What are you doing? How long are you doing it? Looks like a convention booth? Then what? Are you done or will you have a continuing business operation?


----------



## dcell26 (May 1, 2014)

splathead said:


> You'll have to give us a lot more information than a list with a dollar amount next to them.
> 
> What are you doing? How long are you doing it? Looks like a convention booth? Then what? Are you done or will you have a continuing business operation?


My plan is to design and print the shirts, then sell the shirts at cons, to gauge popularity of my idea. Then if successful, to get an online store and market it


----------



## splathead (Dec 4, 2005)

You're going to spend $32 per shirt in overhead to go to a convention. Seems excessive to me.


----------



## KristineH (Jan 23, 2013)

Ask a friend to help you out on the conventions - if your paying their expenses (room, food) as a friend they might not mind working for free. 
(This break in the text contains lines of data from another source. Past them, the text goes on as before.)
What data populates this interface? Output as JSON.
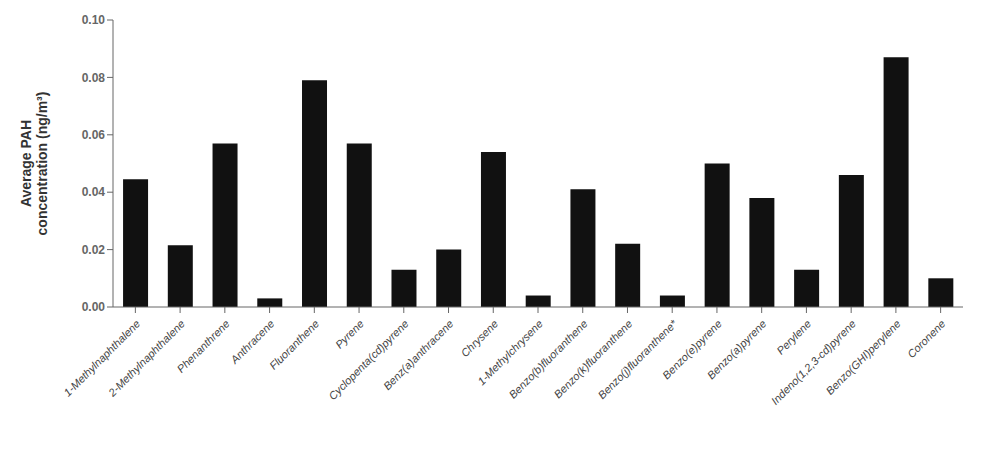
{
  "chart_data": {
    "type": "bar",
    "categories": [
      "1-Methylnaphthalene",
      "2-Methylnaphthalene",
      "Phenanthrene",
      "Anthracene",
      "Fluoranthene",
      "Pyrene",
      "Cyclopenta(cd)pyrene",
      "Benz(a)anthracene",
      "Chrysene",
      "1-Methylchrysene",
      "Benzo(b)fluoranthene",
      "Benzo(k)fluoranthene",
      "Benzo(j)fluoranthene*",
      "Benzo(e)pyrene",
      "Benzo(a)pyrene",
      "Perylene",
      "Indeno(1,2,3-cd)pyrene",
      "Benzo(GHI)perylene",
      "Coronene"
    ],
    "values": [
      0.0445,
      0.0215,
      0.057,
      0.003,
      0.079,
      0.057,
      0.013,
      0.02,
      0.054,
      0.004,
      0.041,
      0.022,
      0.004,
      0.05,
      0.038,
      0.013,
      0.046,
      0.087,
      0.01
    ],
    "color": "#111111",
    "ylabel": "Average PAH\nconcentration (ng/m³)",
    "ylim": [
      0,
      0.1
    ],
    "yticks": [
      {
        "value": 0.0,
        "label": "0.00"
      },
      0.02,
      0.04,
      0.06,
      0.08,
      {
        "value": 0.1,
        "label": "0.10"
      }
    ],
    "grid": false
  }
}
One thing I don't see is business cards. The wash cards are fine, but make sure they have your info on them. 

Why do you need wifi?


----------



## dcell26 (May 1, 2014)

KristineH said:


> Why do you need wifi?


The wifi is so i can use a mobile hotspot to charge cards for purchases i.e. square card reader


----------



## splathead (Dec 4, 2005)

If you're asking us where you can cut costs:

item Estimated cost quantity
Cash Box $20 (use your pocket)
Cash in box $299 (not an expense) 
Artists $400 (explain) 
Bulk V Neck Ts $477 100 
para con $100 for Dealer Booth
ancient city con $125 
Hire 1 people to work cons $200 for two cons (man the booth alone)
Printing on tshirts 575 ($6 printing per shirt? Seems high. What is it; two sided full color?)
hotels 158 for two hotel stays
Incorporation $198 
Brodband wifi receiver 0.99 with contract (Use your phone's data plan)
Shopping Bags with logo 164 ($1.64 per shirt for a bag?)
Rack Cards 8.99 for wash instructions
Logo design 500 (use a service like 99designs.com) 
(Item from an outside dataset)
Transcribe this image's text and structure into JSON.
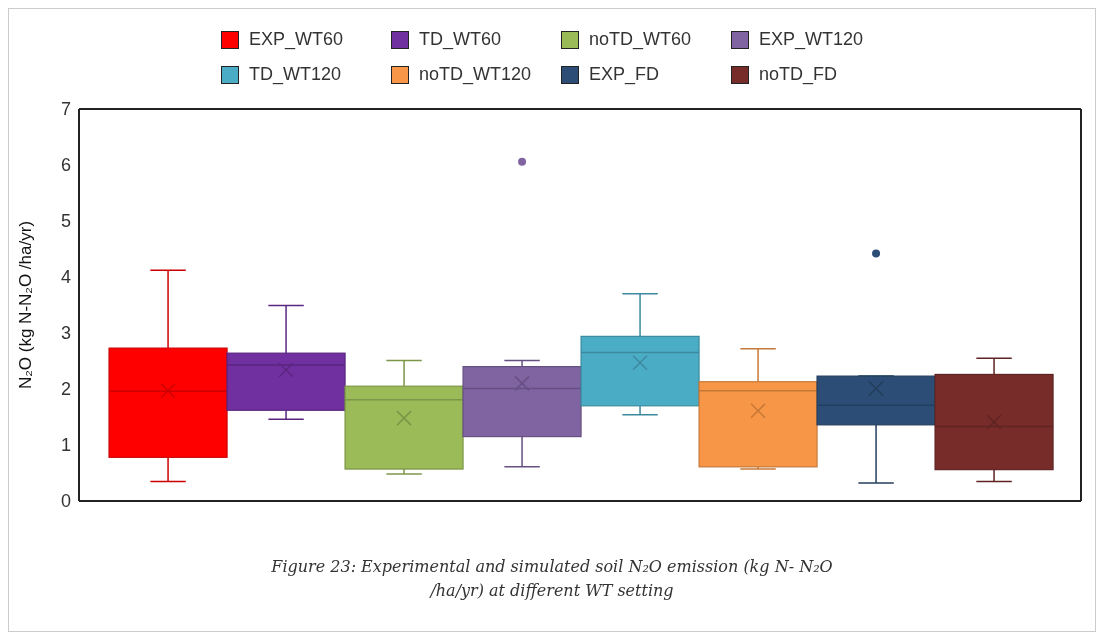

Where's your other travel expenses; transportation, food, per diem? Booth decoration/signage?

Proposed total $3,226


----------



## dcell26 (May 1, 2014)

splathead said:


> If you're asking us where you can cut costs:
> 
> item Estimated cost quantity
> Cash Box $20 (use your pocket)
> ...


Travel and food can be asorbed by my real job... The extra person is for Fridays and when I have to pee


----------